Christian Horner has rebuffed suggestions that Red Bull
Racing's comparative underperformance in last weekend's Belgian Grand Prix
at Spa-Francorchamps was the product of sterner FIA aerodynamic tests – arguing that the front wing on the RB6 was identical to that which had been used in the preceding Hungarian Grand Prix, and that the revised floor compliance tests for the upcoming Italian Grand Prix
at Monza will hurt other teams more.
There has been considerable speculation regarding the legality – or otherwise – of the Red Bull
RB6's flexible front wing, as well as that of Ferrari's F10, but both successfully passed the deflection tests they were put through following Friday practice at Spa without
, Horner insists, any changes needing to be made from the wing that the energy drinks-backed outfit had run in Budapest prior to the mid-season F1 2010 break.
Rather, the Englishman contends, the additional front floor tests that will be rolled out by the sport's governing body at Monza in a week's time – following fears that front wings are being indirectly lowered by dint of the chassis floor flexing at high-speed – will pose 'no problem' for his team, but may do for some of its rivals...

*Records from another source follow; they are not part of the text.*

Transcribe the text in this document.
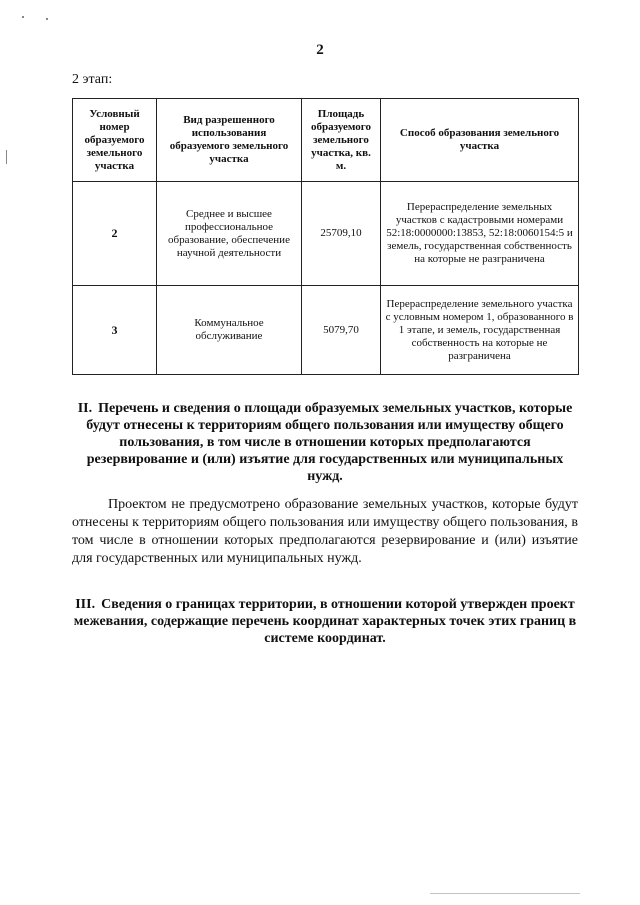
2
2 этап:
Условный номер образуемого земельного участка	Вид разрешенного использования образуемого земельного участка	Площадь образуемого земельного участка, кв. м.	Способ образования земельного участка
2	Среднее и высшее профессиональное образование, обеспечение научной деятельности	25709,10	Перераспределение земельных участков с кадастровыми номерами 52:18:0000000:13853, 52:18:0060154:5 и земель, государственная собственность на которые не разграничена
3	Коммунальное обслуживание	5079,70	Перераспределение земельного участка с условным номером 1, образованного в 1 этапе, и земель, государственная собственность на которые не разграничена
II. Перечень и сведения о площади образуемых земельных участков, которые будут отнесены к территориям общего пользования или имуществу общего пользования, в том числе в отношении которых предполагаются резервирование и (или) изъятие для государственных или муниципальных нужд.
Проектом не предусмотрено образование земельных участков, которые будут отнесены к территориям общего пользования или имуществу общего пользования, в том числе в отношении которых предполагаются резервирование и (или) изъятие для государственных или муниципальных нужд.
III. Сведения о границах территории, в отношении которой утвержден проект межевания, содержащие перечень координат характерных точек этих границ в системе координат.
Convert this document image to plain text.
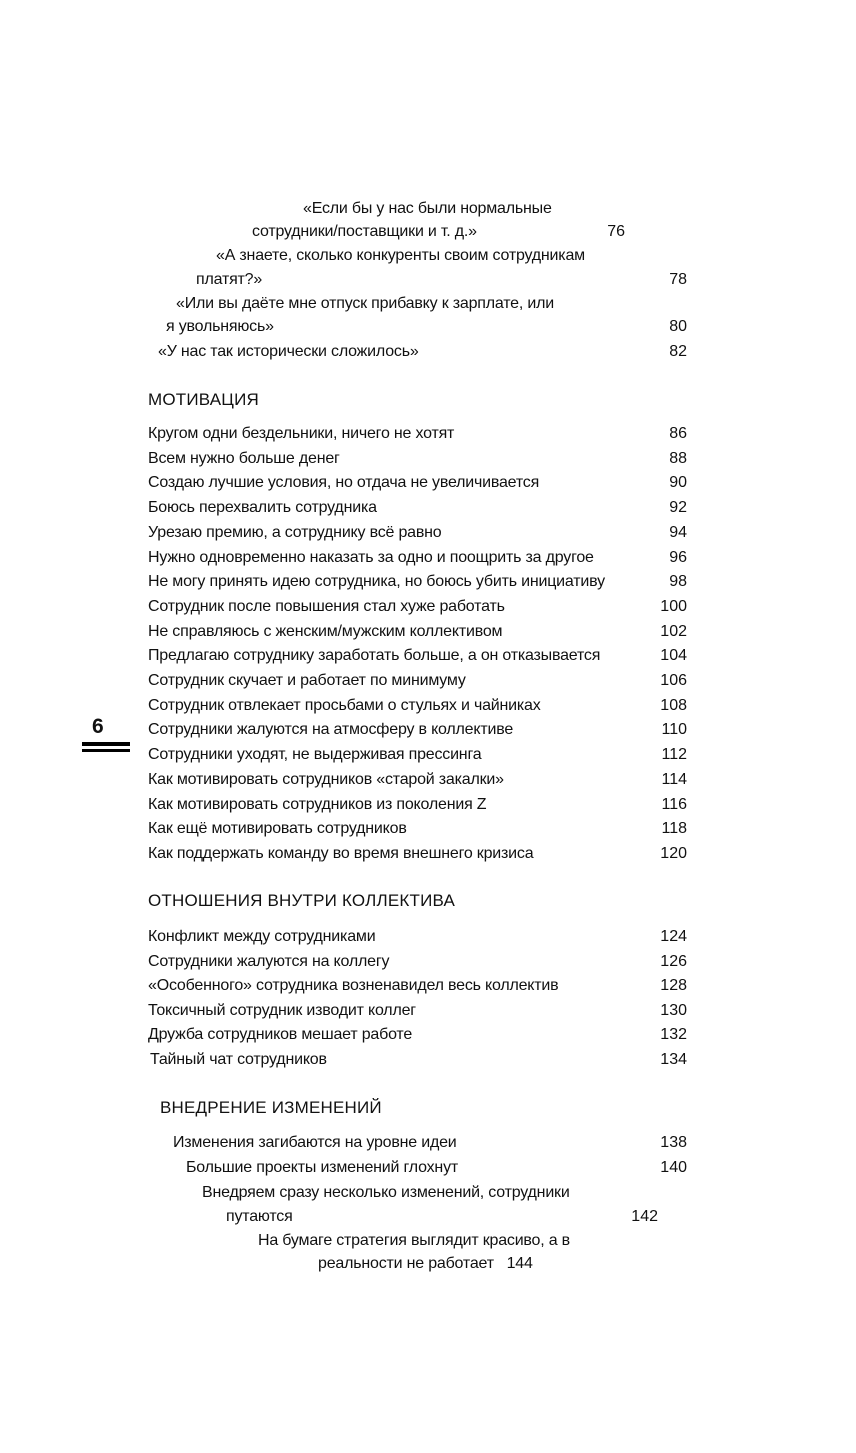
6
«Если бы у нас были нормальные
сотрудники/поставщики и т. д.»	76
«А знаете, сколько конкуренты своим сотрудникам
платят?»	78
«Или вы даёте мне отпуск прибавку к зарплате, или
я увольняюсь»	80
«У нас так исторически сложилось»	82
МОТИВАЦИЯ
Кругом одни бездельники, ничего не хотят	86
Всем нужно больше денег	88
Создаю лучшие условия, но отдача не увеличивается	90
Боюсь перехвалить сотрудника	92
Урезаю премию, а сотруднику всё равно	94
Нужно одновременно наказать за одно и поощрить за другое	96
Не могу принять идею сотрудника, но боюсь убить инициативу	98
Сотрудник после повышения стал хуже работать	100
Не справляюсь с женским/мужским коллективом	102
Предлагаю сотруднику заработать больше, а он отказывается	104
Сотрудник скучает и работает по минимуму	106
Сотрудник отвлекает просьбами о стульях и чайниках	108
Сотрудники жалуются на атмосферу в коллективе	110
Сотрудники уходят, не выдерживая прессинга	112
Как мотивировать сотрудников «старой закалки»	114
Как мотивировать сотрудников из поколения Z	116
Как ещё мотивировать сотрудников	118
Как поддержать команду во время внешнего кризиса	120
ОТНОШЕНИЯ ВНУТРИ КОЛЛЕКТИВА
Конфликт между сотрудниками	124
Сотрудники жалуются на коллегу	126
«Особенного» сотрудника возненавидел весь коллектив	128
Токсичный сотрудник изводит коллег	130
Дружба сотрудников мешает работе	132
Тайный чат сотрудников	134
ВНЕДРЕНИЕ ИЗМЕНЕНИЙ
Изменения загибаются на уровне идеи	138
Большие проекты изменений глохнут	140
Внедряем сразу несколько изменений, сотрудники
путаются	142
На бумаге стратегия выглядит красиво, а в
реальности не работает 144
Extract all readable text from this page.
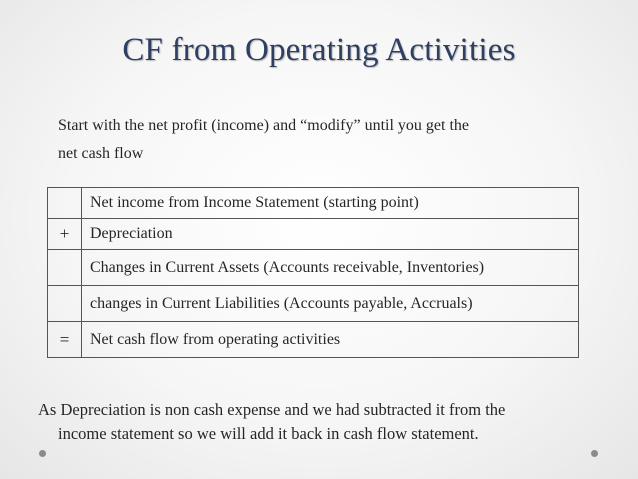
CF from Operating Activities
Start with the net profit (income) and “modify” until you get the
net cash flow
	Net income from Income Statement (starting point)
+	Depreciation
	Changes in Current Assets (Accounts receivable, Inventories)
	changes in Current Liabilities (Accounts payable, Accruals)
=	Net cash flow from operating activities
As Depreciation is non cash expense and we had subtracted it from the
income statement so we will add it back in cash flow statement.
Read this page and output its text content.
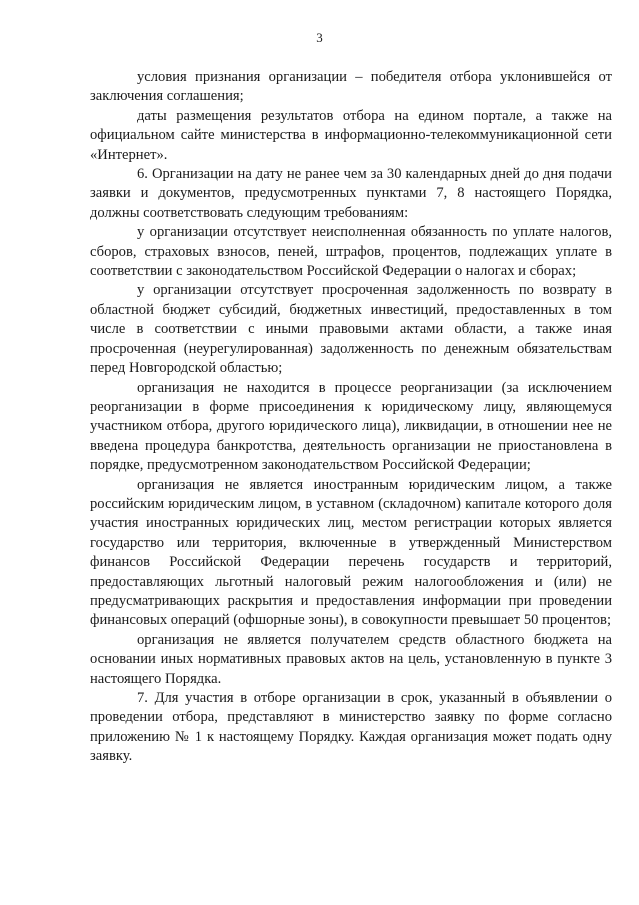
3

условия признания организации – победителя отбора уклонившейся от заключения соглашения;

даты размещения результатов отбора на едином портале, а также на официальном сайте министерства в информационно-телекоммуникационной сети «Интернет».

6. Организации на дату не ранее чем за 30 календарных дней до дня подачи заявки и документов, предусмотренных пунктами 7, 8 настоящего Порядка, должны соответствовать следующим требованиям:

у организации отсутствует неисполненная обязанность по уплате налогов, сборов, страховых взносов, пеней, штрафов, процентов, подлежащих уплате в соответствии с законодательством Российской Федерации о налогах и сборах;

у организации отсутствует просроченная задолженность по возврату в областной бюджет субсидий, бюджетных инвестиций, предоставленных в том числе в соответствии с иными правовыми актами области, а также иная просроченная (неурегулированная) задолженность по денежным обязательствам перед Новгородской областью;

организация не находится в процессе реорганизации (за исключением реорганизации в форме присоединения к юридическому лицу, являющемуся участником отбора, другого юридического лица), ликвидации, в отношении нее не введена процедура банкротства, деятельность организации не приостановлена в порядке, предусмотренном законодательством Российской Федерации;

организация не является иностранным юридическим лицом, а также российским юридическим лицом, в уставном (складочном) капитале которого доля участия иностранных юридических лиц, местом регистрации которых является государство или территория, включенные в утвержденный Министерством финансов Российской Федерации перечень государств и территорий, предоставляющих льготный налоговый режим налогообложения и (или) не предусматривающих раскрытия и предоставления информации при проведении финансовых операций (офшорные зоны), в совокупности превышает 50 процентов;

организация не является получателем средств областного бюджета на основании иных нормативных правовых актов на цель, установленную в пункте 3 настоящего Порядка.

7. Для участия в отборе организации в срок, указанный в объявлении о проведении отбора, представляют в министерство заявку по форме согласно приложению № 1 к настоящему Порядку. Каждая организация может подать одну заявку.
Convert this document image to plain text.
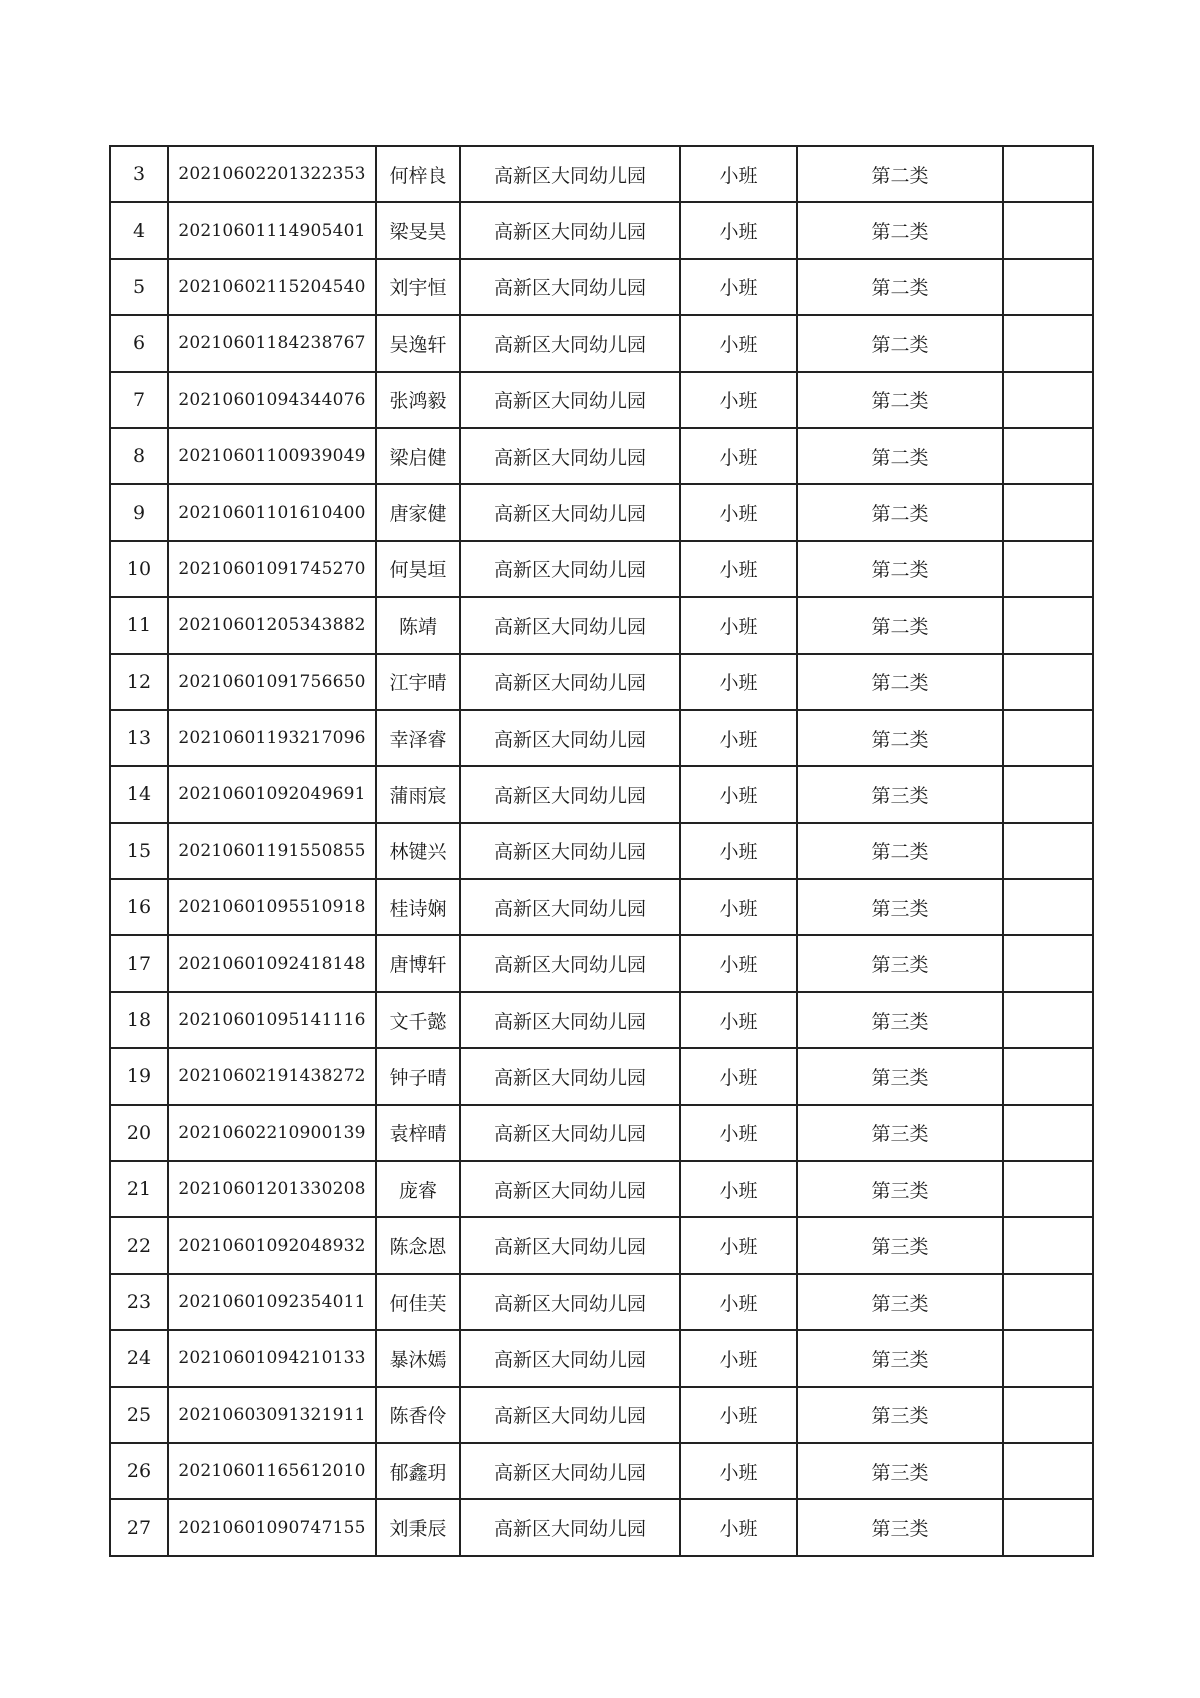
3	20210602201322353	何梓良	高新区大同幼儿园	小班	第二类	
4	20210601114905401	梁旻昊	高新区大同幼儿园	小班	第二类	
5	20210602115204540	刘宇恒	高新区大同幼儿园	小班	第二类	
6	20210601184238767	吴逸轩	高新区大同幼儿园	小班	第二类	
7	20210601094344076	张鸿毅	高新区大同幼儿园	小班	第二类	
8	20210601100939049	梁启健	高新区大同幼儿园	小班	第二类	
9	20210601101610400	唐家健	高新区大同幼儿园	小班	第二类	
10	20210601091745270	何昊垣	高新区大同幼儿园	小班	第二类	
11	20210601205343882	陈靖	高新区大同幼儿园	小班	第二类	
12	20210601091756650	江宇晴	高新区大同幼儿园	小班	第二类	
13	20210601193217096	幸泽睿	高新区大同幼儿园	小班	第二类	
14	20210601092049691	蒲雨宸	高新区大同幼儿园	小班	第三类	
15	20210601191550855	林键兴	高新区大同幼儿园	小班	第二类	
16	20210601095510918	桂诗娴	高新区大同幼儿园	小班	第三类	
17	20210601092418148	唐博轩	高新区大同幼儿园	小班	第三类	
18	20210601095141116	文千懿	高新区大同幼儿园	小班	第三类	
19	20210602191438272	钟子晴	高新区大同幼儿园	小班	第三类	
20	20210602210900139	袁梓晴	高新区大同幼儿园	小班	第三类	
21	20210601201330208	庞睿	高新区大同幼儿园	小班	第三类	
22	20210601092048932	陈念恩	高新区大同幼儿园	小班	第三类	
23	20210601092354011	何佳芙	高新区大同幼儿园	小班	第三类	
24	20210601094210133	暴沐嫣	高新区大同幼儿园	小班	第三类	
25	20210603091321911	陈香伶	高新区大同幼儿园	小班	第三类	
26	20210601165612010	郁鑫玥	高新区大同幼儿园	小班	第三类	
27	20210601090747155	刘秉辰	高新区大同幼儿园	小班	第三类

“I can categorically tell you that they are the same wings that ran in Hungary a month ago,” he told The Daily Telegraph
, in response to accusations from McLaren-Mercedes star Jenson Button
that enforced aerodynamic modifications had restricted Red Bull's pace in the Ardennes. “Whether that is the same for our competitors, I can't say.
“I would be very interested to know who had the most flexible front wing [at Spa], because I can guarantee that it wasn't Red Bull. You might find it was a silver one... At the end of the day our car complies with the regulations, and the easiest thing in the world if you don't understand it is to try to get something banned. On the basis that nothing has changed on our car, I cannot see why they should not be happy.”
There has been an interesting theory put forward by our friends over at Pitpass
that the degree to which the RB6's front wing twists and flexes renders the balance of the car unstable when pulling out from behind another to try to overtake – potentially making it a contributory factor in Sebastian Vettel's accidents at Spa and in Istanbul, and team-mate Mark Webber's not dissimilar crashes on home turf Down Under in Melbourne and in Valencia.
Horner, however, went on to add that he hopes a line can now finally be drawn beneath the whole contentious matter, despite continuing qualms from McLaren
team principal Martin Whitmarsh and Mercedes Grand Prix counterpart Ross Brawn, whose claims that changes were made to the RB6's wing between Hungary and Belgium he dismisses as 'complete propaganda'.
The latter – no stranger to controversy himself in the wake of the double-diffuser issue last year – agrees that the FIA needed to make a clampdown of some sorts to put the matter to bed once-and-for-all.
“It's been a bit of a distraction and probably in some ways a bit unfair on some of the teams that have been doing very well this year, because it reflects on them a little bit,” Brawn is quoted as having said by ITV-F1
. “I hope we don't talk about it anymore.